“This is a pen”: The consequences of overambitious curricula

At a Young Lives conference last year, Karthik Muralidharan presented what is probably the first ever longitudinal study of learning outcomes in a developing country. By applying Item Response Theory to a learning assessments dataset from Andhra Pradesh, the research found that the primary curriculum only catered for the top 10%. Most students fell further and further behind the curriculum from grade 3 onwards, and the bottom 10% learnt virtually nothing beyond grade 2.

Reading the paper reminded me of my experiences as a secondary science teacher in Tanzania. When I taught, the notes I gave to students would differ from one class to another, depending on class discussions.  But when it came to exams, questions were answered by students from all classes with a common answer in the form of a verbose and complex definition, or at least with a set of words that had similar phonetics and intonation to the “correct” definition. The “correct” definition often bore no resemblance to the wording to their notes, nor was it in the official textbook.  So where did it come from? I eventually uncovered the “yellow pages”: hand written notes passed on from teacher to teacher, student to student, generation to generation. These notes served as the most authoritative text, and were treated with an almost sacred reverence: transcribed, memorised and repeated with unquestioning acceptance and without (intentional) alteration.

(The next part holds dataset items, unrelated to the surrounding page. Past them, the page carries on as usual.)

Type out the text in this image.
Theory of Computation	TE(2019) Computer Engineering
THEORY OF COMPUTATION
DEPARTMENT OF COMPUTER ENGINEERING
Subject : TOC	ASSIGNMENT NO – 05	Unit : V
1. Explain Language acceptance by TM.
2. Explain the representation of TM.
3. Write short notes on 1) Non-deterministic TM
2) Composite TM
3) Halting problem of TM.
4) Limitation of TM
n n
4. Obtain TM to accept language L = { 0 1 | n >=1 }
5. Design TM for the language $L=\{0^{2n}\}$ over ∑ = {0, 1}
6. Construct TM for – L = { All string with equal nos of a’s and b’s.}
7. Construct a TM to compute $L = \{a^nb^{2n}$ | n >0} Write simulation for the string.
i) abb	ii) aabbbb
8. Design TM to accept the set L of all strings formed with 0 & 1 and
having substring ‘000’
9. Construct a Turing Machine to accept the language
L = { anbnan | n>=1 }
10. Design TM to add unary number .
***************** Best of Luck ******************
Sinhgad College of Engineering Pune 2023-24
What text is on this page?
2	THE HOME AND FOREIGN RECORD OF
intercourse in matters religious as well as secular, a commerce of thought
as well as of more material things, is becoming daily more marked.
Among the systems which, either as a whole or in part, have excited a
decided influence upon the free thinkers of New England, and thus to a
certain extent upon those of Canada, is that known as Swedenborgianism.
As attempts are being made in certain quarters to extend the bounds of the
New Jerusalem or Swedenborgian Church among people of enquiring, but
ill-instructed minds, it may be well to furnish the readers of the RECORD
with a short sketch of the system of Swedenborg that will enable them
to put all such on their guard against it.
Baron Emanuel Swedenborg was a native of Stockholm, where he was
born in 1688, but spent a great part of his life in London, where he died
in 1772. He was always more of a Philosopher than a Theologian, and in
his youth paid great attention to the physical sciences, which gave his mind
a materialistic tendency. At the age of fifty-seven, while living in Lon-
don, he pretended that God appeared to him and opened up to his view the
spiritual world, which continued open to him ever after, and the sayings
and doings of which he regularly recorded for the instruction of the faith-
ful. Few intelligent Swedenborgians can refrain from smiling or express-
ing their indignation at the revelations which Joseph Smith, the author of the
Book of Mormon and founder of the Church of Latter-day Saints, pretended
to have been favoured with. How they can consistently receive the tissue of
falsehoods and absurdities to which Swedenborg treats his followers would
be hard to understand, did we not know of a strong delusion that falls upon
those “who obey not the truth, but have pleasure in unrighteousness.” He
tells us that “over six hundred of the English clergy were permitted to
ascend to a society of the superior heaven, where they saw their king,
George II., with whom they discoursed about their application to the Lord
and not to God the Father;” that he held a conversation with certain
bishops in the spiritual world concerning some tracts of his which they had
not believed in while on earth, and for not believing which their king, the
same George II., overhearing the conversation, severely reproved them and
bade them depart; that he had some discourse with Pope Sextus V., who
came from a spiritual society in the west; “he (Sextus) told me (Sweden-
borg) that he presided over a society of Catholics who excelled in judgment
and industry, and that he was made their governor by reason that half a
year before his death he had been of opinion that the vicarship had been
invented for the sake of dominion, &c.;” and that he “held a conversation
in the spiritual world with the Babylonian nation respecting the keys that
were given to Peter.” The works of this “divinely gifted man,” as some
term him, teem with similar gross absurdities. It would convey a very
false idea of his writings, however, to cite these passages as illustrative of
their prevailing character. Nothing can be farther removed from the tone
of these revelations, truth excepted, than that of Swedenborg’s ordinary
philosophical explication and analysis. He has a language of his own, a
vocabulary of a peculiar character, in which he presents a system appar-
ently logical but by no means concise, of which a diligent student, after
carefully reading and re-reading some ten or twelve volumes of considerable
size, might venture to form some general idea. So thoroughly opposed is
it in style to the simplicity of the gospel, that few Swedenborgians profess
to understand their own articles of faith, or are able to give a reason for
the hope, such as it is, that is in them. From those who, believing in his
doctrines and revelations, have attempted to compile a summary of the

In my PhD thesis*, I speculated that this often tacit, but “sacred text” had gained authority as a result of the gap between the aspirations to have a ‘modern’ curriculum with ‘proper’ science and taught in English, and the reality of a system where students (and some teachers) struggled to understand basic English, and where schools lacked books and equipment.  Memorisation of the “sacred text” was a survival strategy for those who had not gained sufficient skill in English and in basic science to understand the curriculum content. Transmitting this sacred text had become part of an entrenched underlying culture of teaching and learning that was then difficult to shift through teacher training, revised curricula and new teaching and learning materials.

This aspiration-reality gap is epitomised by curricula that race ahead of the rate of learning of the majority of students, and force students and teachers worldwide to revert to reliance on sacred texts: from ”this is a pen” to “relativity is the dependence of physical phenomena on the relative motion of the observer and the observed.” Learning becomes equated with the ability to reproduce the sacred text, rather than the ability to understand, analyse, apply and manipulate new knowledge. The result is that a large proportion of students learn very little, as shown by Pritchett and Beatty in their working paper from 2012.

Longitudinal learning assessment data provide valuable new insights into how over ambitious curricula create a barrier to learning for the majority of students. But the idea that teaching should not race too far ahead of learning is not a new one. Vygotsky (1934) explored the idea with what he called the Zone of Proximal Development, and described the consequences of trying to teach beyond it:

“Practical experience also shows that direct teaching of concepts is impossible and fruitless. A teacher who tries to do this usually accomplishes nothing but empty verbalism, a parrot-like repetition of words by the child, simulating the knowledge of the corresponding concepts but actually covering up a vacuum”.
(Vygotsky 1934/1962: 83)

Blog by Ruth Naylor, Senior International Consultant at CfBT

* Wedgwood, R. (2007) Aspiration and Reality in the Teaching and Learning of Science in Tanzania. PhD thesis, University of Edinburgh.